I have the srt files already, I’m just looking for the easiest way for jellyfin to recognize them
- 1hitsong ( @1hitsong@lemmy.ml ) English1•10 months ago
Name them following the filename documentation and you should be good to go
Documentation says
Film.de.srt
Should it be filename(minus extension).de.srt?

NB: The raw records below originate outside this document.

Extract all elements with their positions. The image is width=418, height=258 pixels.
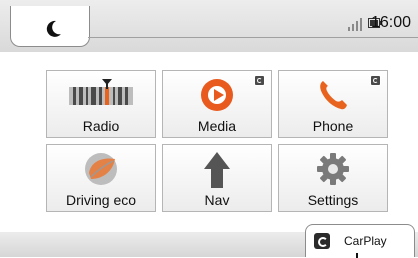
signal-icon <box>348 18 362 31</box>
nav-label: Nav <box>204 192 230 208</box>
phone-label: Phone <box>312 118 354 134</box>
nav-tile[interactable]: Nav <box>162 144 272 212</box>
status-bar: 16:00 <box>0 0 418 52</box>
clock: 16:00 <box>371 14 412 31</box>
navigation-arrow-icon <box>204 152 230 188</box>
carplay-icon <box>314 233 330 249</box>
driving-eco-label: Driving eco <box>65 192 137 208</box>
carplay-indicator <box>356 253 358 258</box>
media-play-icon <box>201 79 233 111</box>
night-mode-tab[interactable] <box>10 6 90 47</box>
status-divider <box>88 37 418 38</box>
settings-label: Settings <box>307 192 359 208</box>
settings-tile[interactable]: Settings <box>278 144 388 212</box>
media-label: Media <box>197 118 237 134</box>
carplay-label: CarPlay <box>344 234 387 248</box>
radio-label: Radio <box>82 118 120 134</box>
media-tile[interactable]: Media <box>162 70 272 138</box>
leaf-icon <box>85 153 117 185</box>
moon-icon <box>46 20 61 37</box>
gear-icon <box>317 153 349 185</box>
carplay-button[interactable]: CarPlay <box>305 224 415 258</box>
phone-icon <box>320 81 347 110</box>
radio-tile[interactable]: Radio <box>46 70 156 138</box>
phone-tile[interactable]: Phone <box>278 70 388 138</box>
radio-icon <box>69 79 133 105</box>
driving-eco-tile[interactable]: Driving eco <box>46 144 156 212</box>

- 1hitsong ( @1hitsong@lemmy.ml ) English1•10 months ago
Yep. That should do it. Try it on one before doing them all, but that’s exactly what I do and it works great.
Thanks
- andrew ( @andrew@lemmy.stuart.fun ) English6•10 months ago
Bazarr was a bit of a pain to set up, since I ended up wanting provider accounts to get around some rate limits, but it’s solid for me now and pretty configurable. I use Plex but I’m assuming you can use the same strategy with jellyfin.
- jlow (he/him) ( @jlow@beehaw.org ) English3•10 months ago
Yeah +1 for Bazarr, has been working flawlessly for me for movies and series together with the other -arrs for Jellyfin for years.
- lud ( @lud@lemm.ee ) English1•10 months ago
Bazarr is great. When I set it up a while ago I just went with open subtitles and bought a VIP account so it wouldn’t take ages to populate all my movies. A VIP account was cheap enough that I didn’t mind.
- HStone32 ( @HStone32@lemmy.ml ) English1•9 months ago
The easiest approach is to use a client that is capable of multiplexing any subtitle codec. Something like findroid for android, and I’m assuming Kodi can do it too.